= 1967 Netherlands Antilles island council elections =

Island council elections were held in the Netherlands Antilles in 1967. They were the fifth elections for the Island Council.

== Aruba ==
Two parties already present in the Council retained representation in the Island Council: the Aruban People's Party (AVP) and the Aruban Patriotic Party (PPA). In addition, the Aruba National Union (UNA) formed a combined list with the Independent Aruban Party (PIA) and Revolutionary Workers' Party (PRO) under the abbreviation UNA-P.P.

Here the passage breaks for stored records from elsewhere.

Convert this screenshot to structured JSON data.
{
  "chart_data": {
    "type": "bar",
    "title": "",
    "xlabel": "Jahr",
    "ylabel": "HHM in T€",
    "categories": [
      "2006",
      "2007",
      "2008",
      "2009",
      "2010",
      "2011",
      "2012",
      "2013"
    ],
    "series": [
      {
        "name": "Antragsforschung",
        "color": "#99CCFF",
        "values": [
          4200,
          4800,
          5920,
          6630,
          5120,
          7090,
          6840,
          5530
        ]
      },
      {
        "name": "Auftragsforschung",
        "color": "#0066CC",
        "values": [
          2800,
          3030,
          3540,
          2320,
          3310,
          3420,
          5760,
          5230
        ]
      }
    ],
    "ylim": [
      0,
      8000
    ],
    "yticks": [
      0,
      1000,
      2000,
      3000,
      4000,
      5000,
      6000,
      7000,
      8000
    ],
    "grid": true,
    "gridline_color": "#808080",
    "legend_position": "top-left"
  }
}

| Party |  | Votes | % | Seats | +/– |
|  | Aruban Patriotic Party | 11,965 | 50.16 | 10 | –3 |
|  | Aruban People's Party | 8,409 | 35.25 | 8 | +2 |
|  | UNA–PIA–PRO | 3,479 | 14.59 | 3 | +1 |
| Total |  | 23,853 | 100.00 | 21 | 0 |
Source:

== Bonaire ==

| Party |  | Votes | % | Seats |
|  | Bonaire Democratic Party | 2,130 | 65.64 | 6 |
|  | United Progressive Bonairean Party | 722 | 22.25 | 2 |
|  | Bonairean Workers' Party | 393 | 12.11 | 1 |
| Total |  | 3,245 | 100.00 | 9 |
Source:

== Curaçao ==

| Party |  | Votes | % | Seats |
|  | Democratic Party | 30,037 | 57.91 | 13 |
|  | NVP-COP-PRP | 15,242 | 29.39 | 6 |
|  | URA | 6,585 | 12.70 | 2 |
| Total |  | 51,864 | 100.00 | 21 |
Source:

== Windward Islands ==
The Windward Islands general elections, which were scheduled for 1967 to elect the 15 members of the Island Council, never took place because only the incumbent Democratic Party postulated a list, winning all seats.